ましてや昨今、薬の副作用とか薬害なんていう言葉が日常、マスメディアで報道されない日はないくらいですからなおさらです。

 さて医学の進歩に伴い最近は画期的な薬が次々と開発され、医者としては、やり甲斐を感じる一面、私くらいの年齢になるとついていくのも大変です。
 私は開業医ですので、最先端のお薬など処方することはまずありません。
でも日常つかうお薬も最近は切れ味がよく、副作用もかなり少なくなってきていることも事実です。

 さておおまかにわけて短期間、きちんと飲む必要があるお薬と長期間、場合によっては一生涯飲み続ける必要がある、お薬とにわけられと思います。
 たとえば解熱剤とかあるいは感染症につかう抗菌薬などは一般には長期間に及ぶことは少ないでしょう。一方、生活習慣病といわれる高血圧、糖尿病、高脂血症などのお薬ははかんたんにやめてしまっては困ります。
生活習慣病の基本はきちんと生活習慣をまず見直すことです。
 しかし、病気にはかなりその患者さん自身の素因、たとえは遺伝とか体質のようなものも(学問的には遺伝子といえるかもしれませんが)深くかかわってきます。
 ですから高血圧や糖尿病、高脂血症などはおそらく一生、経過を見る必要があるのです。
 生活習慣を見直して、きちんと定期的に血圧なり血糖、脂質とか検査をうけつつ薬を調節していく必要があるのです。その結果として薬を減らすことは充分可能ですし、うまくいけば、止めることもできるようになるかもしれません。
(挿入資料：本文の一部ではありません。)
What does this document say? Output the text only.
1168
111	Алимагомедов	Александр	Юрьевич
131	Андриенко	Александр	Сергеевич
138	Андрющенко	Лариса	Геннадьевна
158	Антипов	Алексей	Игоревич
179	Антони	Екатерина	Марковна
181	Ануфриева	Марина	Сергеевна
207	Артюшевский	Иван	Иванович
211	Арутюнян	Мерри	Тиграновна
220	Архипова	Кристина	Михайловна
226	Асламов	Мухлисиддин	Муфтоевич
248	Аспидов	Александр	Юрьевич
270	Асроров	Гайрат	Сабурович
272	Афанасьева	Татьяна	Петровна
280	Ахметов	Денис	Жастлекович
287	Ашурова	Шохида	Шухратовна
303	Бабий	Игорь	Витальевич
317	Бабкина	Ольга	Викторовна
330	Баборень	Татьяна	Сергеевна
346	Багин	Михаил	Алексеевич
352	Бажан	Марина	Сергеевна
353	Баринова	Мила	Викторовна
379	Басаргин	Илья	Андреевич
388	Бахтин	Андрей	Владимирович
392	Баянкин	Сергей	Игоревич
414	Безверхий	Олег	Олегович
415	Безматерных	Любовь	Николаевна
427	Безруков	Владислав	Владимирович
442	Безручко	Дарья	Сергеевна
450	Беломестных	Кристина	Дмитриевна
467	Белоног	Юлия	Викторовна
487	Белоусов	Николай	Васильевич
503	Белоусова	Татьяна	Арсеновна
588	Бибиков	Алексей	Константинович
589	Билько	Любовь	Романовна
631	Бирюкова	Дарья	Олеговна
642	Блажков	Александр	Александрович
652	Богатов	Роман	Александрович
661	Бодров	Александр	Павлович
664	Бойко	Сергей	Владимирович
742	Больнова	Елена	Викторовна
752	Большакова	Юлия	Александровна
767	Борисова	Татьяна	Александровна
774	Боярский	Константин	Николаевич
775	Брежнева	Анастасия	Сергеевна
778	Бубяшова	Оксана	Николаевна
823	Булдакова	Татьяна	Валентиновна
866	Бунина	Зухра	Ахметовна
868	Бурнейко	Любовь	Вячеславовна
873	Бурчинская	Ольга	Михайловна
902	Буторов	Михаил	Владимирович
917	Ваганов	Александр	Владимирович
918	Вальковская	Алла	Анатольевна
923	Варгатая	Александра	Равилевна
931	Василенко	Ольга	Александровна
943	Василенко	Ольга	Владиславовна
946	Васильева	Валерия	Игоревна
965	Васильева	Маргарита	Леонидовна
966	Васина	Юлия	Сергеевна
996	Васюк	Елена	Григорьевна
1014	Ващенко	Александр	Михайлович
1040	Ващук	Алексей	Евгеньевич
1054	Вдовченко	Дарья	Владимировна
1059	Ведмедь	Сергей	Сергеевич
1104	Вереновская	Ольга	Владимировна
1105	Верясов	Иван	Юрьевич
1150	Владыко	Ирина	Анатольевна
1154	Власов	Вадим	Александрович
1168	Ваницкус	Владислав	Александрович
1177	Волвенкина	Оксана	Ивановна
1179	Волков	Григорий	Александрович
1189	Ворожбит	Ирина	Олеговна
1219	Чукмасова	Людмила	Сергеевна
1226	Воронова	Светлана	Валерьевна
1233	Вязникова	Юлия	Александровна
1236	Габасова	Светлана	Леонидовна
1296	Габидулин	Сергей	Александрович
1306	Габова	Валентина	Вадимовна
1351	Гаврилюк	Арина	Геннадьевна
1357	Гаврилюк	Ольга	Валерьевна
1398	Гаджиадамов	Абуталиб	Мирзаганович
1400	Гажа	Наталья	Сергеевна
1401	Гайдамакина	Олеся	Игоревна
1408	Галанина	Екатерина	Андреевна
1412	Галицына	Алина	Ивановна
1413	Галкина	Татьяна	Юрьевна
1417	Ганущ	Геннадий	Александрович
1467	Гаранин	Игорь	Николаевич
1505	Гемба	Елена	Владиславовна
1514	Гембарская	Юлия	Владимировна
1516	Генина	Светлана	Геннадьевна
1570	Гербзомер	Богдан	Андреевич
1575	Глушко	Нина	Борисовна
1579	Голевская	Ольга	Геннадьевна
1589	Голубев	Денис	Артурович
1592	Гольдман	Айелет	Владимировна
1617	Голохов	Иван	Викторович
 ただ、生活習慣の見直しといってもこれは実はたいへんむずかしい、このことは私自身もよ〜く理解しております。食の嗜好とか、人によってはお酒とかは、その人の人生の基本にかかわる問題ですし、毎日忙しく働いている中、運動習慣をつけるのは容易ではありません。
 言い切ってしまえば、薬を飲む、飲まないにかかわらず、生活習慣病との闘いは一生つづくと腹をくくることが大事です。
 最近の降圧剤、あるいは抗糖尿病薬や高脂血症に対するお薬は、効果にすぐれ、血圧や検査値もすばやく正常化することも(もちろん、そんなに簡単でないことも多いのですが)少なくありません。
 患者さんも、もともと生活習慣病は自覚症状が少ないうえに、数字もよくなったから、もう止めたいという気持ちもわわからないでもありません。

 でもどうぞ、はやまらないで下さい。
 副作用が心配、飲み併せが気になるというのなら是非、まずは主治医に相談しましょう。
 医者もなんでも知っているわけではないので専門医、薬剤師さんなどのお知恵をかりてたえず勉強していく姿勢は大事ですね(反省すること多々あります)。

 生活習慣病を放置すると、動脈硬化が進展し、脳卒中、心不全、腎不全などにつながります。

 生活習慣病は医者と患者さんと二人三脚でがんばっていきましょう。